The flow of speech consists not only of consonants and vowels, but also of pitch, loudness, and rhythmic properties which bind spoken language together. These prosodic properties vary substantially across languages and how they are structured and constrained motivates my research in phonetics and linguistic fieldwork/documentation on indigenous languages of Southern Mexico. In these languages, prosodic properties, notably tone, are used in subtle ways to distinguish word meaning and grammatical structure. For instance, in the Itunyoso Triqui language, linguistic tone, glottalization, and length are used to distinguish and inflect words (see Table 1).

Trulli
Table 1: Example words in Itunyoso Triqui (DiCanio 2008, 2012a, 2016). Numbers indicate pitch on a five note scale (‘5’ is high and ‘1’ is low.) Combinations of numbers indicate pitch movement.
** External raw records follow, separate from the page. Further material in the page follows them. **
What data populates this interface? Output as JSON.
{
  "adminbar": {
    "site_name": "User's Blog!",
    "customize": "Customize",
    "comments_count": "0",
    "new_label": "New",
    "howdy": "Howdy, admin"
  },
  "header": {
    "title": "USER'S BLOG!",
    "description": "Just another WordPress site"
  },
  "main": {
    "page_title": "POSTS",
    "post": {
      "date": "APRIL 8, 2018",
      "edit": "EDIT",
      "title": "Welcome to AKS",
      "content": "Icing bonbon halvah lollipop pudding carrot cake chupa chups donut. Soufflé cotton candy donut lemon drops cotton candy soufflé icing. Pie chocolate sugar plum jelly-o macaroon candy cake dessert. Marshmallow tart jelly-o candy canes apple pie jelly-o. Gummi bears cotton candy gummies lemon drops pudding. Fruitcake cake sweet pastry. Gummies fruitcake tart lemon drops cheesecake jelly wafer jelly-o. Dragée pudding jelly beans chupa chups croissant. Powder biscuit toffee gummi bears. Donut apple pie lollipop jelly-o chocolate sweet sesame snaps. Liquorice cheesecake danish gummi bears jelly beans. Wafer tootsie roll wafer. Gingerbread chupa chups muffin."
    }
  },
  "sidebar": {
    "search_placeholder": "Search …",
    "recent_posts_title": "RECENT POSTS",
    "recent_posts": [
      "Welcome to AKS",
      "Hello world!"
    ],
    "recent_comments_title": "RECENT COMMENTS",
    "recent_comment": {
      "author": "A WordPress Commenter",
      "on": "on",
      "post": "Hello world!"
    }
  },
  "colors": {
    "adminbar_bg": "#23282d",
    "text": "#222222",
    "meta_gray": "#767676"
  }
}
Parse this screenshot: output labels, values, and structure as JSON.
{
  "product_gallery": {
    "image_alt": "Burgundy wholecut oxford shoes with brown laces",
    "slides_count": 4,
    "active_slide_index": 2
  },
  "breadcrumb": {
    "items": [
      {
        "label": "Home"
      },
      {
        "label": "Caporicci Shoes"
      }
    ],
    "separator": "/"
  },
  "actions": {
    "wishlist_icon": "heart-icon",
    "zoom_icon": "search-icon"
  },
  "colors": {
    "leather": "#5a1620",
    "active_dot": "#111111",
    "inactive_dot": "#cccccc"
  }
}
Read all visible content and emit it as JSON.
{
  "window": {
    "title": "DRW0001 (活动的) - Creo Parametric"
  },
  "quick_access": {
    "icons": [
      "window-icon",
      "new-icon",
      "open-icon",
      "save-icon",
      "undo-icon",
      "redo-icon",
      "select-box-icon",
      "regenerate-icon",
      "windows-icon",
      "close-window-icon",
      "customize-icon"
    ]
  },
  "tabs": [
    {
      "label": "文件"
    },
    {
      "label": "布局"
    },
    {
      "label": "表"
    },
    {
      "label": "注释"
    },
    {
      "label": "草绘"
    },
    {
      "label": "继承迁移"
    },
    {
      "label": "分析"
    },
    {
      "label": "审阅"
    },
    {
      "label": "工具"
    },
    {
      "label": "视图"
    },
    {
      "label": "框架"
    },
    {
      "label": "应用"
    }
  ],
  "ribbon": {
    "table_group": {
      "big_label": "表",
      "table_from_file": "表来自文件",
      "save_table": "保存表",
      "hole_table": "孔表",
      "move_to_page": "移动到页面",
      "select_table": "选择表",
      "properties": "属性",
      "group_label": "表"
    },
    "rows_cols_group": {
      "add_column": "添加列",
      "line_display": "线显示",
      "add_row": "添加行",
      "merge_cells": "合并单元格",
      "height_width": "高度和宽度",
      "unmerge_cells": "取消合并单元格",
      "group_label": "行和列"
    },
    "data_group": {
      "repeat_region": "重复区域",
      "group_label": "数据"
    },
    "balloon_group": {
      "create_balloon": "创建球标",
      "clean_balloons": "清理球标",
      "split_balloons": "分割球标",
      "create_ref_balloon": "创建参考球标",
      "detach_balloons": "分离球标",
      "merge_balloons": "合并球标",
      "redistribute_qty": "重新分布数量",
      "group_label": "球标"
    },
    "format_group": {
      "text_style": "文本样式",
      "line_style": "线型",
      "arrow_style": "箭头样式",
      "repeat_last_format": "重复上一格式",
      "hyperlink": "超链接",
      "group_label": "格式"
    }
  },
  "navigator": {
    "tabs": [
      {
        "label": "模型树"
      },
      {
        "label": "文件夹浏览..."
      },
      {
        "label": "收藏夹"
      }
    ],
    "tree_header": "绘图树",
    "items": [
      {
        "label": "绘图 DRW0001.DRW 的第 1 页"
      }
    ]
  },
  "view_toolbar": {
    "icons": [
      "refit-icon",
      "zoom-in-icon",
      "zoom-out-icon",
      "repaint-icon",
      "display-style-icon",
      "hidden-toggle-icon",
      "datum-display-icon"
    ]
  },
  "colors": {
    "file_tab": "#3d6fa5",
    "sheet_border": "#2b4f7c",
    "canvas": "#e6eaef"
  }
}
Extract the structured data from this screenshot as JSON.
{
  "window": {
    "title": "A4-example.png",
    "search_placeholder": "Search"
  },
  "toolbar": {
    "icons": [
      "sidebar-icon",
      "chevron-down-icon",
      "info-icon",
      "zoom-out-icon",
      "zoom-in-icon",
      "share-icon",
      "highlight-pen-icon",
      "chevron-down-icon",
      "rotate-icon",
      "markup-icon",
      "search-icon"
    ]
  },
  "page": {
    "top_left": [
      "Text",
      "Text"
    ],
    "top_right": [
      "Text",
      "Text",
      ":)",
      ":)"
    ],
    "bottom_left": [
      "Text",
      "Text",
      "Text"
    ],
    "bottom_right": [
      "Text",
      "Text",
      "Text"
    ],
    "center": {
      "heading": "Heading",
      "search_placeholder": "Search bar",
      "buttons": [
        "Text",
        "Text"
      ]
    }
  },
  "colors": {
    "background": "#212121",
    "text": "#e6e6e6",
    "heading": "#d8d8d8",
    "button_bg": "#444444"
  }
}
The use of pitch and glottalization in languages like these is linguistically important. Spoken language requires both that speakers exert careful control in speech production to distinguish words and that listeners be attuned to subtleties. Yet, speakers in most languages of the world do not carefully control pitch to the extent required in Itunyoso Triqui. This means that such languages are of theoretical interest as well as of interest for understanding human diversity. My research examines how speakers of Triqui and other languages produce, perceive, and carefully control pitch in speech. In doing this work, I examine both (i) how low-level acoustic and articulatory detail in speech production can shape the phonological representation of words and (ii) how discourse context and informativity can influence the phonetic signal.

Since 2004, I have conducted fieldwork and language documentation with three previously undescribed indigenous language communities in Southern Mexico. In addition to these languages being the focus of scientific inquiry, my fieldwork research has resulted in descriptive linguistic publications, an archived, annotated corpus of spoken language texts, and, for one of the communities, an online dictionary. In a complementary vein, the creation and elaboration of spoken language corpora for minority/indigenous communities in Mexico has led to research exploring how computational tools can be used to improve access to existing archival recordings. Below, I describe my past and current research in all these areas alongside future plans.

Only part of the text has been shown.